The easy part was obviously baking the cakes. I made one vanilla and one chocolate. I started with a piece of cake board cut to the dimensions of the cake. I put holes in them to stabilize two small dowels and used those to stack the cake. On the bottom I used a strawberry cream cheese frosting to layer the vanilla cake in the three layers. I then added another piece of cake board to separate the two flavors and topped the cake with chocolate butter cream and chocolate cake. In between layers, I would put the cake into the fridge to allow it to get a little hard and, therefore, stable.
After getting all six layers together and (mostly) straight, I covered the entire thing in a butter cream frosting. I chose butter cream because it gets so hard in the fridge; it makes it so much easier to stabilize your cake. At this point, I was amazed by two things – first, that this cake was coming together so much easier than I thought it would and, second, that I had used so much frosting! That was 3 huge batches of frosting.I made a fondant out of marshmallow, which is my favorite because it’s more pliable than regular fondant and it also tastes much better. I actually like to add a little marshmallow flavoring to mine just to make sure it has a good taste. I dyed it an ugly green which I would call Army green. Or, in this case, Jagermeister green.
The biggest challenge was the label. I had looked online at some attempts by others to pipe it or copy it in some way and, frankly, I thought those cakes were pretty sad.
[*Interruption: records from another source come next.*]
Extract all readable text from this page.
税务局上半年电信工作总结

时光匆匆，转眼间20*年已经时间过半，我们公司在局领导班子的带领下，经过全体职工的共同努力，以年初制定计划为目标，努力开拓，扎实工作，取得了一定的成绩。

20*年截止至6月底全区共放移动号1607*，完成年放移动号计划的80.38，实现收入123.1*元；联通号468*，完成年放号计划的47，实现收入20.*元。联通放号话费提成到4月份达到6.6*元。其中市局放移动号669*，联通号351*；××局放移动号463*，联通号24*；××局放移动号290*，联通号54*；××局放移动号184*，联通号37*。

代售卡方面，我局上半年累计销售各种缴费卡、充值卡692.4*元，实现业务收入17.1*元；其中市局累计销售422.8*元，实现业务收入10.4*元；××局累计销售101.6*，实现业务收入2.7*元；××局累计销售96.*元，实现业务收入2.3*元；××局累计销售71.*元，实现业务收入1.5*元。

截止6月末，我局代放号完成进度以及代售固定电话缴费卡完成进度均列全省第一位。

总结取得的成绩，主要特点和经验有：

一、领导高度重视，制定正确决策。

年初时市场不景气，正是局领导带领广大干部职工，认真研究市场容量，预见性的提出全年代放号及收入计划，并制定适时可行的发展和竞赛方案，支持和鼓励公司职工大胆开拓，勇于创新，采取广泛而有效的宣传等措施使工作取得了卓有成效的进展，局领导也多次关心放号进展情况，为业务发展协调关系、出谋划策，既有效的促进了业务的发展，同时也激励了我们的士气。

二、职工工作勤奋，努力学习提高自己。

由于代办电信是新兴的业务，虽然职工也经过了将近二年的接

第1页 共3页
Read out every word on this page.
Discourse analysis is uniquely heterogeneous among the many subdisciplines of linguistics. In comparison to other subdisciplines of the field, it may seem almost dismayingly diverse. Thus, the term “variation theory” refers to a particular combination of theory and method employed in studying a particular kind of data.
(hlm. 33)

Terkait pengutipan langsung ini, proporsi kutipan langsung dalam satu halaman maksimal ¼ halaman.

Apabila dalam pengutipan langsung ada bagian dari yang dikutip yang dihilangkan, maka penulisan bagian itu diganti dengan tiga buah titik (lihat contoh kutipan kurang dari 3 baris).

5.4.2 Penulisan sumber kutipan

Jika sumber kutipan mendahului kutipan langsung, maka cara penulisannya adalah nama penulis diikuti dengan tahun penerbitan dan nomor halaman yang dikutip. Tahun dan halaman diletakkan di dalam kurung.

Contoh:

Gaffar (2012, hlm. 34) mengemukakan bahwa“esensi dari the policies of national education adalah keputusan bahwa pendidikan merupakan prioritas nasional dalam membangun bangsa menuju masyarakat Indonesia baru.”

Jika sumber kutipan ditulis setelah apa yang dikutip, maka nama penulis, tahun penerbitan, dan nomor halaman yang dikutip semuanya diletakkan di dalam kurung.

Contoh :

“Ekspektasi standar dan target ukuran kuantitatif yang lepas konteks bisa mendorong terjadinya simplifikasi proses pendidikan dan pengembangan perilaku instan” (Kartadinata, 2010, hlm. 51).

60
I lucked out and found someone on eBay who makes edible images. I asked her if she would make me a label and she did! Thank goodness because otherwise this cake would have been completely ruined.
Two things happened at the final stages of this cake that made for flaws which drove me nuts but most people didn’t seem to notice. First is I completely underestimated how hard it is to cover a tall cake with fondant. It started out nice, but being 3D made for awkward bends and creases. I tried to solve this with a spray bottle full of water. Then I tried using Crisco to smooth out some edges. Then it got too soft and I tried more cornstarch which mixed with the moisture and made a hazy layer on top of the fondant. It was a little bit of an I Love Lucy skit there for a minute but I managed to get the fondant down over all the edges and smoothed out with a few minor glitches and one little piece of dowel that I could just not get to cooperate.
Once I got that done, I had a second challenge getting the label on. In defense of the label maker, I have to admit the problems were all me. The label application itself is simple, moisten the fondant and lay the label on. Unfortunately, the moist label is easily ripped which I, of course, learned the hard way. After a few unnecessary mishaps, I realized I could lay the cake down on the back side (i.e. – the non-label side) on some wax paper and apply the label and fit it into a box that way for easier transport. This was a good idea since the cake was super heavy. The final product wowed the coworkers so that was nice.
If you look you can see there the fondant cracked and a small nub where one of the dowels was sticking out. Thiswas one of those things I could have obsessed about for days but I just had to get over it and accept the imperfections.
I’m so grateful to have been asked to make this cake. If I didn’t have an occasion, I would have never tried. I love the idea of trying new things, even if right now, I’m a little extra awkward and slow moving with the ever-growing cakelet on board. The problem is I’m so time constrained, if I don’t have a reason, I won’t take the initiative. I hope to get better at that so I can improve the things I know how to do and also learn how to do new things. If there’s one thing I’ve learned in my 10 months of making cakes, it’s that there are no rules or boundaries to what you can do if you set your mind to it and accept mistakes.